A noite de sábado guardava grandes expectativas e entregou grandes realizações como prometido. Sete Escolas atravessaram a Marquês de Sapucaí em busca do campeonato. Foram elas: Alegria da Zona Sul, Santa Cruz, Viradouro, Rocinha, Cubango, Inocentes de Belford Roxo e Unidos de Padre Miguel.

G.R.E.S. Alegria da Zona Sul

Foto: Gabriel Cardoso

Foto: Gabriel Cardoso

Foto: Carnavalizados

Primeira a desfilar na noite de ontem, a Alegria da Zona Sul caprichou no visual e na utilização de materiais alternativos para homenagear Luiza Mahin, uma mulher guerreira vinda da tribo dos Malês, símbolo da resistência e da fé, que participou de uma revolta de escravos na Bahia. O título do enredo, assinado pelo carnavalesco Marco Antônio Falleiros foi Bravos Malês! A saga de Luisa Mahin.

“Alegria é resistência, faz o sonho florescer”. Com essa pegada do samba-enredo que a escola do Pavão Pavãozinho e Cantagalo desenvolveu sua história para Sapucaí, dividida em quatro alegorias, 15 alas e 1000 componentes.
Com uma paleta de cores em degradée do roxo, vermelho e rosa, até chegar aos tons de amarelo e terra, as fantasias representaram a história de coragem e valentia da negritude que almejou um Brasil livre da escravidão e das desigualdades sociais.

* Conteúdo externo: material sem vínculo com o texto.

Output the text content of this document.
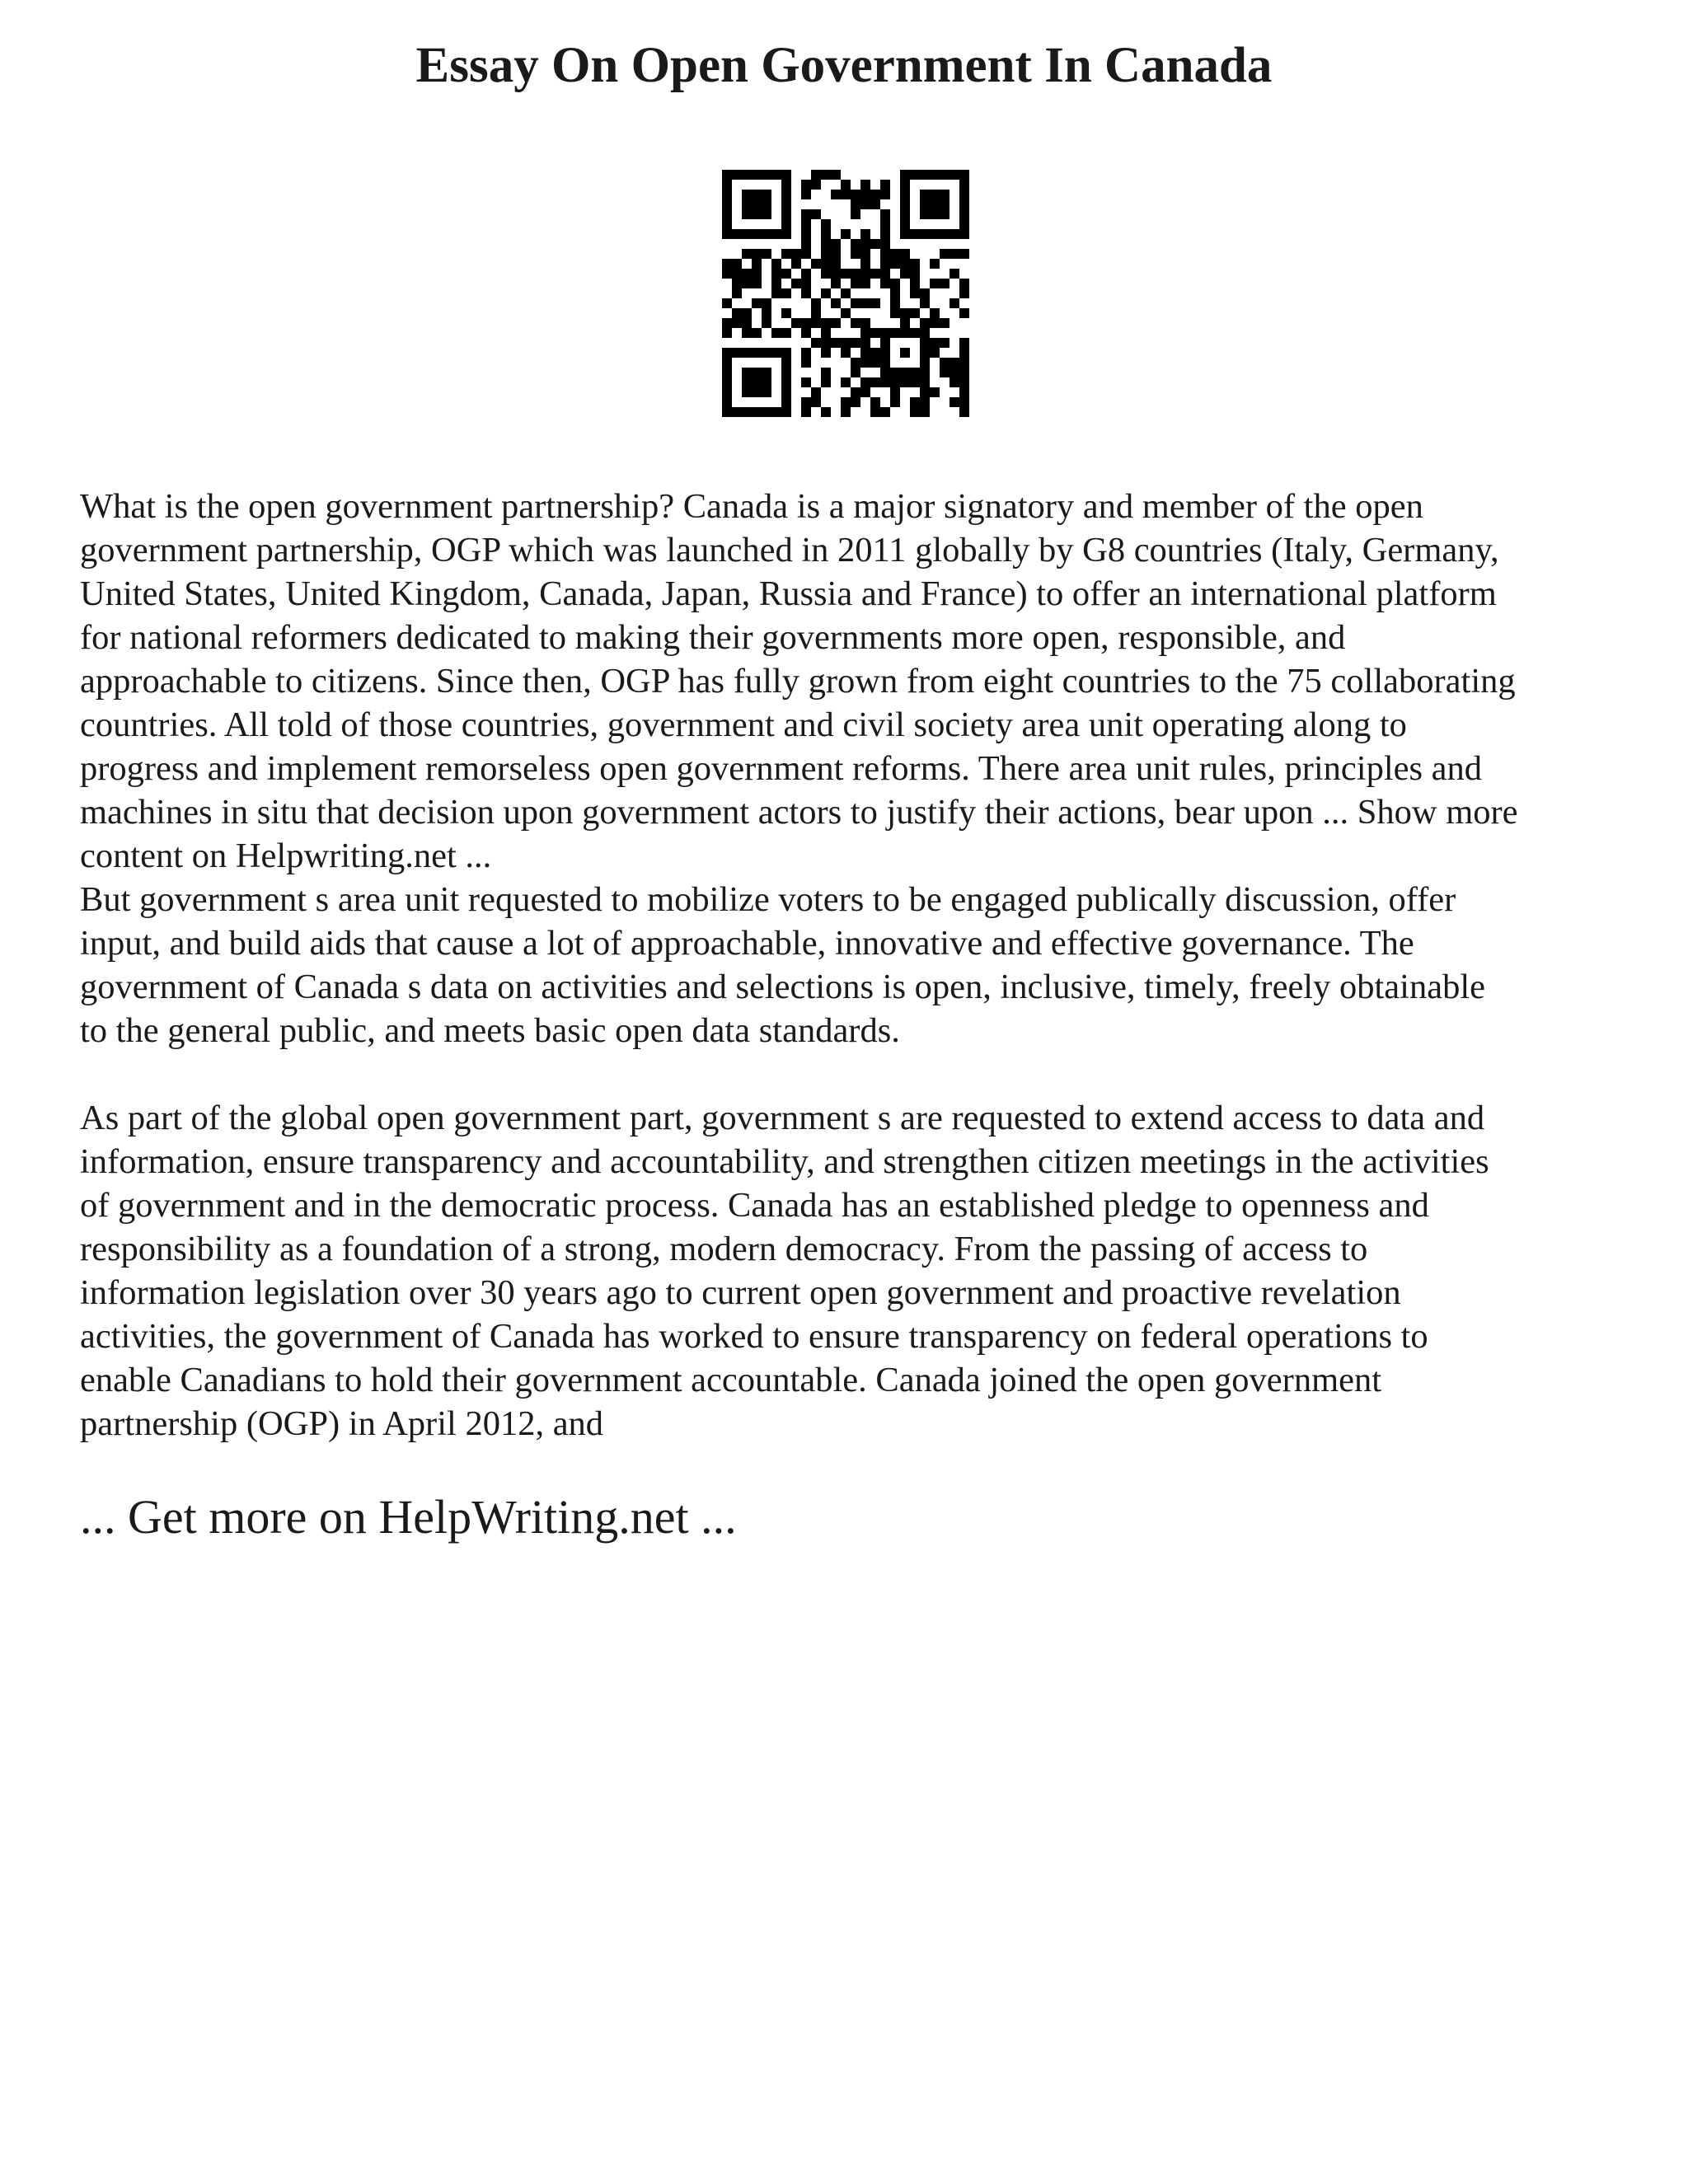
Essay On Open Government In Canada

What is the open government partnership? Canada is a major signatory and member of the open
government partnership, OGP which was launched in 2011 globally by G8 countries (Italy, Germany,
United States, United Kingdom, Canada, Japan, Russia and France) to offer an international platform
for national reformers dedicated to making their governments more open, responsible, and
approachable to citizens. Since then, OGP has fully grown from eight countries to the 75 collaborating
countries. All told of those countries, government and civil society area unit operating along to
progress and implement remorseless open government reforms. There area unit rules, principles and
machines in situ that decision upon government actors to justify their actions, bear upon ... Show more
content on Helpwriting.net ...

But government s area unit requested to mobilize voters to be engaged publically discussion, offer
input, and build aids that cause a lot of approachable, innovative and effective governance. The
government of Canada s data on activities and selections is open, inclusive, timely, freely obtainable
to the general public, and meets basic open data standards.

As part of the global open government part, government s are requested to extend access to data and
information, ensure transparency and accountability, and strengthen citizen meetings in the activities
of government and in the democratic process. Canada has an established pledge to openness and
responsibility as a foundation of a strong, modern democracy. From the passing of access to
information legislation over 30 years ago to current open government and proactive revelation
activities, the government of Canada has worked to ensure transparency on federal operations to
enable Canadians to hold their government accountable. Canada joined the open government
partnership (OGP) in April 2012, and

... Get more on HelpWriting.net ...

O começo do desfile levou os olhos dos espectadores à África, com um primeiro setor voltado à personagem central, Luiza, e os voduns da criação, tendo como Abre-Alas o Templo das Serpentes. A Comissão de Frente apresentou o Xirê, um ritual místico.

No segundo setor a Alegria nos levou à Bahia, com um retrato da africanidade instaurada neste canto do Brasil.
O terceiro setor do desfile veio com o carro da guerra, que retratou a Revolta dos Malês, um levante de negros de origem islâmica ocorrido em Salvador, no século 19. Um grupo de atores representou nesta alegoria uma intensa luta, com a presença de Luiza.

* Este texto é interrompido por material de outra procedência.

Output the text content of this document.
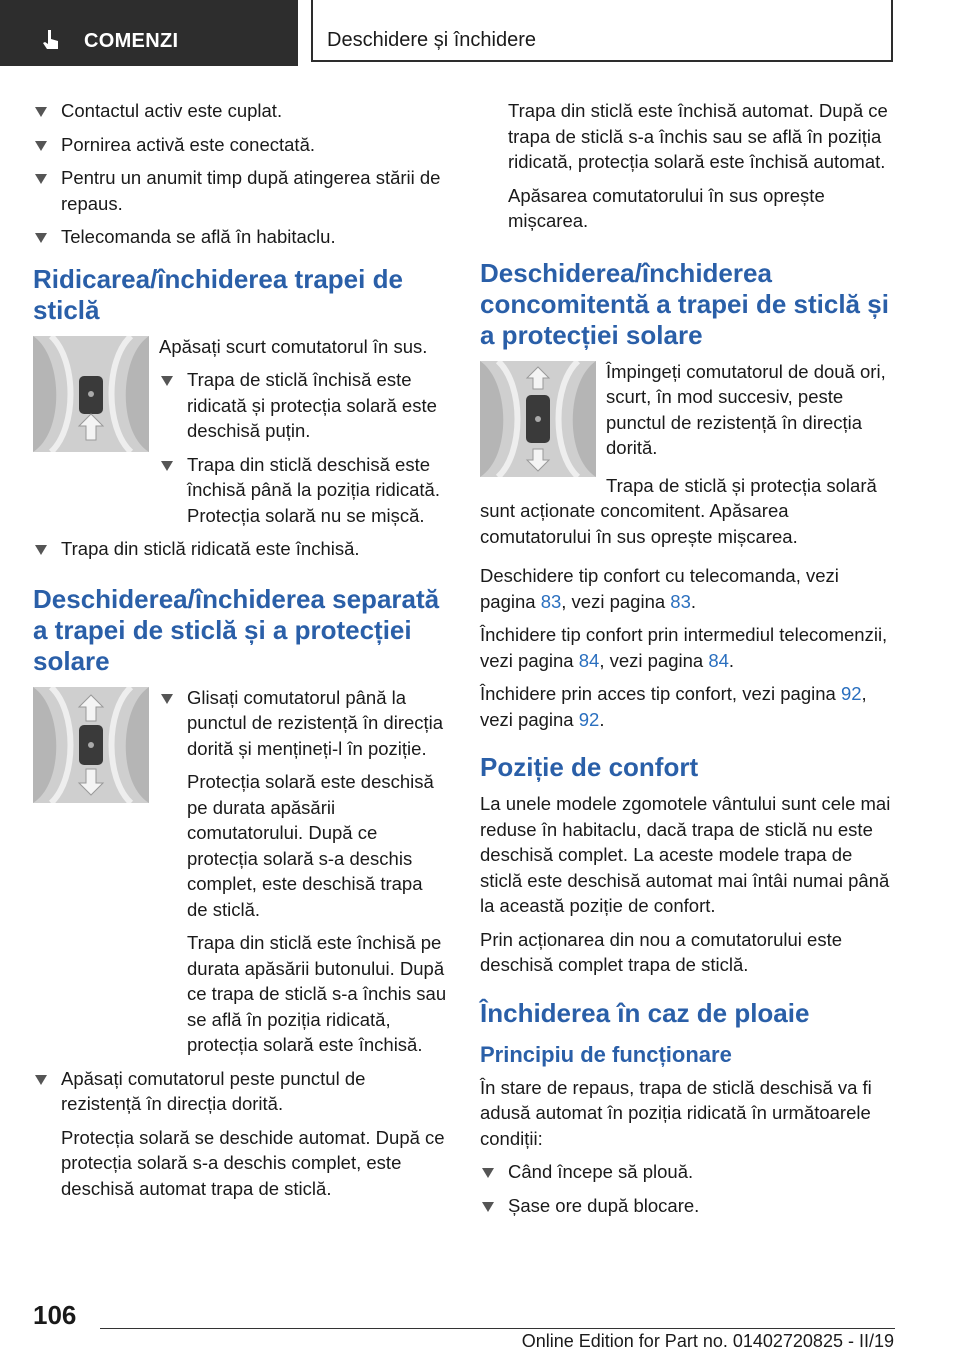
COMENZI	Deschidere și închidere
Contactul activ este cuplat.
Pornirea activă este conectată.
Pentru un anumit timp după atingerea stării de repaus.
Telecomanda se află în habitaclu.
Ridicarea/închiderea trapei de sticlă

Apăsați scurt comutatorul în sus.

Trapa de sticlă închisă este ridicată și protecția solară este deschisă puțin.
Trapa din sticlă deschisă este închisă până la poziția ridicată. Protecția solară nu se mișcă.
Trapa din sticlă ridicată este închisă.
Deschiderea/închiderea separată a trapei de sticlă și a protecției solare
Glisați comutatorul până la punctul de rezistență în direcția dorită și mențineți-l în poziție.

Protecția solară este deschisă pe durata apăsării comutatorului. După ce protecția solară s-a deschis complet, este deschisă trapa de sticlă.

Trapa din sticlă este închisă pe durata apăsării butonului. După ce trapa de sticlă s-a închis sau se află în poziția ridicată, protecția solară este închisă.

Apăsați comutatorul peste punctul de rezistență în direcția dorită.

Protecția solară se deschide automat. După ce protecția solară s-a deschis complet, este deschisă automat trapa de sticlă.

Trapa din sticlă este închisă automat. După ce trapa de sticlă s-a închis sau se află în poziția ridicată, protecția solară este închisă automat.

Apăsarea comutatorului în sus oprește mișcarea.

Deschiderea/închiderea concomitentă a trapei de sticlă și a protecției solare

Împingeți comutatorul de două ori, scurt, în mod succesiv, peste punctul de rezistență în direcția dorită.

Trapa de sticlă și protecția solară sunt acționate concomitent. Apăsarea comutatorului în sus oprește mișcarea.

Deschidere tip confort cu telecomanda, vezi pagina 83, vezi pagina 83.

Închidere tip confort prin intermediul telecomenzii, vezi pagina 84, vezi pagina 84.

Închidere prin acces tip confort, vezi pagina 92, vezi pagina 92.

Poziție de confort

La unele modele zgomotele vântului sunt cele mai reduse în habitaclu, dacă trapa de sticlă nu este deschisă complet. La aceste modele trapa de sticlă este deschisă automat mai întâi numai până la această poziție de confort.

Prin acționarea din nou a comutatorului este deschisă complet trapa de sticlă.

Închiderea în caz de ploaie
Principiu de funcționare

În stare de repaus, trapa de sticlă deschisă va fi adusă automat în poziția ridicată în următoarele condiții:

Când începe să plouă.
Șase ore după blocare.
106
Online Edition for Part no. 01402720825 - II/19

O quarto e último setor da Escola trouxe ao público o carro da Casa da Sabedoria e as poesias de Luís Gama, um importante abolicionista da história e literatura brasileira.

 

G.R.E.S. Acadêmicos de Santa Cruz

Foto: Gabriel Cardoso

Foto: Gabriel Cardoso

Foto: Gabriel Cardoso

Segunda Escola a abrilhantar o palco do samba no sábado, a Santa Cruz apresentou o enredo No Voo Mágico da Esperança, Quem Acredita, Sempre Alcança.

“Quem dera eu escrever o meu futuro. Que o planeta fosse um lugar mais puro. E o amor o combustível para caminhar. Que meu Brasil, se torne o país das maravilhas. Tão belo como cantam as poesias. No verde e branco, é só acreditar”.

Com essa subida para o refrão, a Acadêmicos de Santa Cruz cantou a esperança, na busca de dias melhores para o povo brasileiro. Com o experiente e vitorioso carnavalesco Max Lopes, a agremiação apostou na originalidade para alcançar a sua vaga no grupo de elite do carnaval.

Uma das grandes expectativas para o desfile foi a de poder ouvir novamente a voz e os cacos do intérprete Quinho, um dos mais populares do carnaval. Gritando “que saudade de vocês, setor um!”, o puxador arrepiou e elevou o clima do desfile antes mesmo de começar a apresentação.

No primeiro setor, intitulado Contos de Esperança e Magia, a Escola trouxe o sonho de criança, dos contos de fada. Um universo lúdico para um enredo que pretende sonhar com o futuro melhor. E por falar em sonhar, o Abre-Alas veio guiado por uma esperança gigante. Na Comissão de Frente a caixa de Pandora foi aberta.
Em seguida, Max Lopes apresentou um setor sobre os amuletos, onde vimos figas, ferraduras e guias. A maior alegoria da Escola veio neste setor. Uma grande carruagem à frente, com uma tenda cigana ao fundo e, ainda, uma fogueira cenográfica.

A fé esteve representada no setor seguinte, sobre misticismo e religião. O carro veio com uma grande figura de Iemanjá e efeitos com água, numa alusão aos festejos de ano novo, em que são feitas oferendas à Rainha das Águas em troca de boas realizações.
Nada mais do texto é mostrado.